Method the most according to claim 1, it is characterised in that step (2) specifically includes following sub-step:

Wherein (a, b) represents the similarity between user a and b to sim, and P represents the set of all items, and p represents the thing in set P Product, (a, p) (b p) represents the user a and the user b score value for article p to R respectively with R；

(2-2) for each user, front K the user the highest with this user's similarity neighbours as this user are chosen User, wherein K is the integer between 50 to 300；

(2-3) for each user, the score value of the article that its K neighbor user was marked is analyzed, with prediction Go out this user and most possibly beat multiple article of high score, and these article that this user may beat high score recommend user.

Method the most according to claim 2, it is characterised in that step (2-3) specifically used below equation:

Wherein

Obtain after being substituted into above-mentioned formula:

Wherein R^*(u, i) represents the user u prediction score value for article i,It is average for its all items of user u Score value, k is normalization factor, and N (u) represents the set of all neighbor users of user u.

Method the most according to claim 3, it is characterised in that step (3) specifically includes following sub-step:

(3-1) to user's score data collection, according to the number of user that this user's score data is concentrated article be evaluated, use The score value of these article is asked for the popularity degree of its article by family；

(3-2) the prediction score value of article is compared by user with controlling threshold value, above or equal to controlling the pre-of threshold value The popularity degree of the article that test and appraisal score value is corresponding is ranked up, to obtain final ranking results.
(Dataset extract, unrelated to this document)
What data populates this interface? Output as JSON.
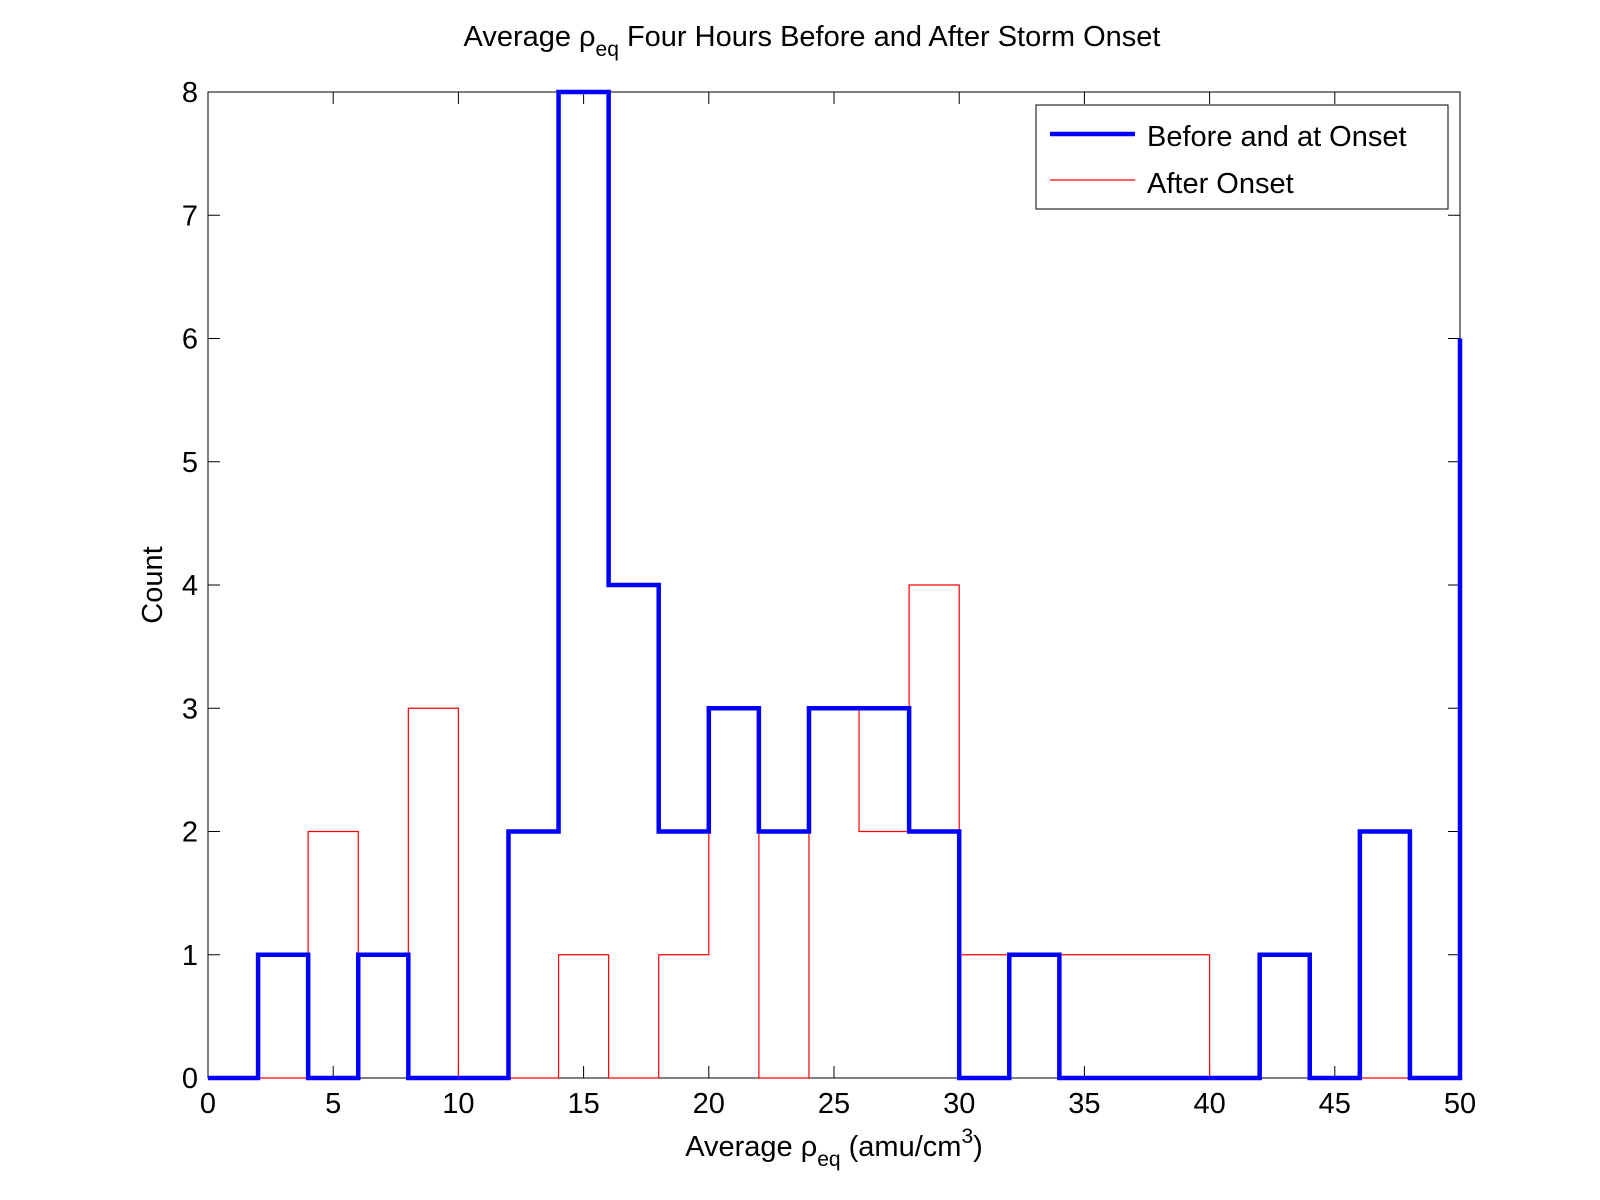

Method the most according to claim 4, it is characterised in that obtain the process of the popularity degree of article in step (3-1) It is represented by

Wherein rank_PopularityI () represents the method using the sequence of article popularity degree,Represent For all users gather each user u in U, there is user u score value R (u, number i) to article i.

rank_{ReversePrediction}(i)=R^*(u,i)

Wherein rank_{ReversePrediction}I () represents the method using prediction score value inverted order, this prediction score value can represent article Popularity degree.

Wherein have

rank_{AverageRating}(i): represent the method using the sequence of article average score value.

rank_{AbsoluteLikeability}(i)=| U_H(i)|

Wherein U_H(i)=and u ∈ U (i) | R (u, i) >=T_H}

rank_{AbsoluteLikeability}I (): table UH (showing i) uses the absolute pouplarity of article, u ∈ U (i) | R (u, i) >=T_H} Represent that the score value that article i is beaten by user u is more than threshold value T_HQuantity.

rank_{RelativeLikeability}(i)=| U_H(i)/U(i)|

Wherein rank_{RelativeLikeability}I () table U shows H thing (i) product/U phase (i to) pouplarity,

Or be expressed as

10. according to the method described in any one in claim 5 to 9, it is characterised in that step (3-2) specifically use with Lower formula:

Wherein, rank_x(i,T_R) represent the function using control threshold value TR that article i is ranked up, rank_xI () represents upper article Popularity degree, T_maxRepresent the upper limit (such as in the scoring system of 5 points of systems, this value is equal to 5) of score value, control threshold value T_R∈[T_H,T_max], rank_StandardI () is the sort method of existing standard, and have:

rank_Standard(I)=R^*(u,i)^-1。